I‘m glad you enjoyed my post on forcing lily-of-the-valley. What I didn’t tell you in that first post is that I had plans for those flowers. I intended them to be the centerpiece at my daughter-in-law’s baby shower. (Yes, I’m going to be a grandma!)

lily of the valley in tureen

Lily-of-the-valley looks even prettier in a soup tureen fancy container.

I wanted to transfer them from their clay pots to a pretty container. (I didn’t take any pictures of the transfer because it was the day of the party, and I was on a deadline, and I forgot.) It wasn’t as easy as I thought it would be. For one thing, the pips were really jammed in there. I had to run a knife along the inner edge of each pot, and poke through the drainage hole, several times before they loosened up. I was really afraid my grip would slip and the beautiful flowers would smash into the table, totally ruined. But that didn’t happen.
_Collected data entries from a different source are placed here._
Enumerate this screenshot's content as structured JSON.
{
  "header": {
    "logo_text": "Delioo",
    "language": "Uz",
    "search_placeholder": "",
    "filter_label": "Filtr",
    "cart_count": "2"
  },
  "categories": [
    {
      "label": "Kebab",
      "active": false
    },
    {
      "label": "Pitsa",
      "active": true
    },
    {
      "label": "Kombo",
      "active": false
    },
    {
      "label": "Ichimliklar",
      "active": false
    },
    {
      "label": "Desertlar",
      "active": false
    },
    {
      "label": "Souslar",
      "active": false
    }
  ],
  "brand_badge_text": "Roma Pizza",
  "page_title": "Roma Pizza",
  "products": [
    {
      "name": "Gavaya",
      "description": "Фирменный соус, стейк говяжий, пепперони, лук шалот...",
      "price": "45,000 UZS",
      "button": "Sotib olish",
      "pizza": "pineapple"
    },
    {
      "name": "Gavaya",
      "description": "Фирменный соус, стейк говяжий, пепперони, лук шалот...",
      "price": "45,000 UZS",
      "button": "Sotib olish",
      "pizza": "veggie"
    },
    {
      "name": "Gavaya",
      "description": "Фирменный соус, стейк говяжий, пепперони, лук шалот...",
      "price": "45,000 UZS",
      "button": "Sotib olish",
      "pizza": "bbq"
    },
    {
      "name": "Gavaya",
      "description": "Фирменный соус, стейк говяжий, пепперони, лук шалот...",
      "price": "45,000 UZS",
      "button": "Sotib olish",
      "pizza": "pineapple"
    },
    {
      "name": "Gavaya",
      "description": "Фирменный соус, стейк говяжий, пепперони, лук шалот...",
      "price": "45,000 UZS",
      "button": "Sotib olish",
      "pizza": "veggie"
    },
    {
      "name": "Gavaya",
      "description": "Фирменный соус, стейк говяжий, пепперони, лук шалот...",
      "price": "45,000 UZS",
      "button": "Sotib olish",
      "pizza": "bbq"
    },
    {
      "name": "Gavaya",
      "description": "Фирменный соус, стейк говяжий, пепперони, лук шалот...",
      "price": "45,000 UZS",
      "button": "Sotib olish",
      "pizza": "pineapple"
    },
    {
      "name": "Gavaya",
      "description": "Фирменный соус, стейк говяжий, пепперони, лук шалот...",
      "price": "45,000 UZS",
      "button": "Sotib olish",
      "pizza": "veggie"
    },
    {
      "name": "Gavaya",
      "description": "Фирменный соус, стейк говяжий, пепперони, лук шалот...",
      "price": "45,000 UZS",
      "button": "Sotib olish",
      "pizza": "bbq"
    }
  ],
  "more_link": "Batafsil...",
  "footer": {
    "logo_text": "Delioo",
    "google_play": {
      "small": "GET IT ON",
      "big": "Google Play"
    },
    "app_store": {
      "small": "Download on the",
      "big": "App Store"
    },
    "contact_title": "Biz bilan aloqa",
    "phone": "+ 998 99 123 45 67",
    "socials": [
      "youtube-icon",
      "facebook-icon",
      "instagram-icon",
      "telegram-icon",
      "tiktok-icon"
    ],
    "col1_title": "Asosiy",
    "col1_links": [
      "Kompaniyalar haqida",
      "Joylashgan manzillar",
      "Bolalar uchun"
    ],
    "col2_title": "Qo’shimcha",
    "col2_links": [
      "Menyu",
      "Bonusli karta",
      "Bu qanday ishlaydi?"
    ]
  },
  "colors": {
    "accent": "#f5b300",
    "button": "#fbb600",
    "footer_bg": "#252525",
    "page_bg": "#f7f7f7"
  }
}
When they finally slipped out, I was surprised to see how dry the soil was at the bottom, where the roots were, even though it was moist at the top. The tureen I wanted to use wasn’t as deep as the clay pots they had been in, so I had to gently remove the potting mix from the roots, smoosh the pips into the tureen as carefully as I could, and then repack the mix around the roots all the while holding individual plants upright.

lily of the valley in mug and tureen

I didn’t have room for all of them in the tureen, so I planted the rest in this mug.

lily of the valley tea party

The flowers fit in well with the shower’s tea party theme.

I was very pleased with how it all turned out. And I think my daughter-in-law was, too, since she enclosed her thank-you note in this envelope:Since the tureen has no drainage hole, I’m going to have to be especially careful to water not too much and not too little. If the plants start looking poorly, I will repot them once again in a container even bigger than the clay pots, giving them as much room to grow roots as possible and better drainage. But as long as they seem happy, I’ll keep them where they are, and plant them outdoors this coming spring.